Saltai dal letto e mi vestii velocemente, scesi di sotto e poi corsi con mia madre a casa della zia. Lo zio non era morto, era in camera e due medici lo stavano visitando, guardai la zia, piangeva e diceva continuamente, che era l’uomo più buono che avesse mai conosciuto e mia madre a darle conferma della sua bontà.

 E’ strano come una donna pur vivendo una vita con un uomo, possa in realtà non conoscerlo.

Tutti pregavano che guarisse, intorno al tavolo la zia, mia madre e le vicine di casa accorse, dicevano il rosario, io seduta vicina alla zia, lei pregava affinchè guarisse mentre io nel mio cuore speravo che morisse.

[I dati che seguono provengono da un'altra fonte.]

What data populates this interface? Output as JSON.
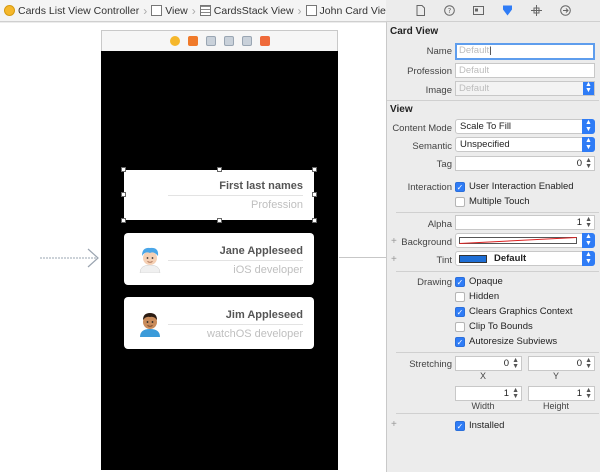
{
  "breadcrumb": [
    {
      "label": "Cards List View Controller",
      "icon": "view-controller-icon"
    },
    {
      "label": "View",
      "icon": "view-icon"
    },
    {
      "label": "CardsStack View",
      "icon": "stack-view-icon"
    },
    {
      "label": "John Card View",
      "icon": "view-icon"
    }
  ],
  "canvas": {
    "cards": [
      {
        "name": "First last names",
        "profession": "Profession",
        "selected": true,
        "avatar": "none"
      },
      {
        "name": "Jane Appleseed",
        "profession": "iOS developer",
        "avatar": "blue-hair-avatar"
      },
      {
        "name": "Jim Appleseed",
        "profession": "watchOS developer",
        "avatar": "dark-hair-avatar"
      }
    ]
  },
  "inspector": {
    "tabs": [
      "file-icon",
      "help-icon",
      "identity-icon",
      "attributes-icon",
      "size-icon",
      "connections-icon"
    ],
    "card_view": {
      "title": "Card View",
      "name_label": "Name",
      "name_placeholder": "Default",
      "profession_label": "Profession",
      "profession_placeholder": "Default",
      "image_label": "Image",
      "image_placeholder": "Default"
    },
    "view": {
      "title": "View",
      "content_mode_label": "Content Mode",
      "content_mode_value": "Scale To Fill",
      "semantic_label": "Semantic",
      "semantic_value": "Unspecified",
      "tag_label": "Tag",
      "tag_value": "0",
      "interaction_label": "Interaction",
      "user_interaction_label": "User Interaction Enabled",
      "user_interaction_checked": true,
      "multiple_touch_label": "Multiple Touch",
      "multiple_touch_checked": false,
      "alpha_label": "Alpha",
      "alpha_value": "1",
      "background_label": "Background",
      "tint_label": "Tint",
      "tint_value": "Default",
      "tint_color": "#1f6fd6",
      "drawing_label": "Drawing",
      "opaque_label": "Opaque",
      "opaque_checked": true,
      "hidden_label": "Hidden",
      "hidden_checked": false,
      "clears_label": "Clears Graphics Context",
      "clears_checked": true,
      "clip_label": "Clip To Bounds",
      "clip_checked": false,
      "autoresize_label": "Autoresize Subviews",
      "autoresize_checked": true,
      "stretching_label": "Stretching",
      "stretch_x_value": "0",
      "stretch_y_value": "0",
      "x_label": "X",
      "y_label": "Y",
      "width_value": "1",
      "height_value": "1",
      "width_label": "Width",
      "height_label": "Height",
      "installed_label": "Installed",
      "installed_checked": true
    }
  },
  "colors": {
    "accent": "#2f7cf6",
    "scene": "#000000",
    "focus": "#5e9ded"
  }
}
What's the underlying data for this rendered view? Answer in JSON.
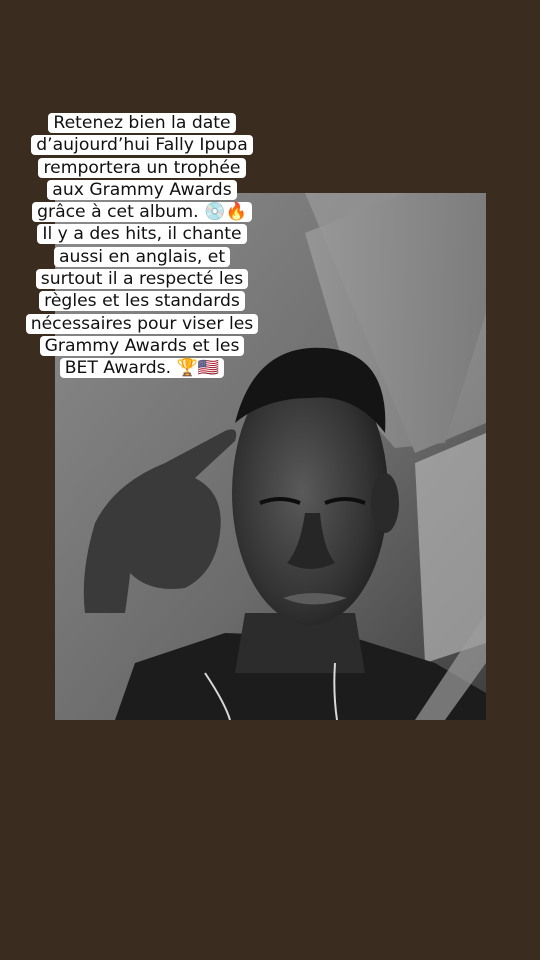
{
  "story": {
    "background_color": "#3a2c1e",
    "caption_lines": [
      "Retenez bien la date",
      "d’aujourd’hui Fally Ipupa",
      "remportera un trophée",
      "aux Grammy Awards",
      "grâce à cet album. 💿🔥",
      "Il y a des hits, il chante",
      "aussi en anglais, et",
      "surtout il a respecté les",
      "règles et les standards",
      "nécessaires pour viser les",
      "Grammy Awards et les",
      "BET Awards. 🏆🇺🇸"
    ],
    "photo": {
      "description_icon": "man-thinking-photo",
      "tone": "black-and-white"
    }
  }
}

Morì qualche ora più tardi, morì lasciando a tutti un buon ricordo ed a me la tristezza di un dolore che mai mi avrebbe abbandonata. Denunciare è importante, ma allora erano altri tempi, oggi dico sempre di denunciare.” ( Anna da quasi un anno, non c’è più, ha combatto non solo contro un brutto ricordo, ma anche contro un male che l’ha spenta lentamente ma, sicuramente con il cuore più leggere).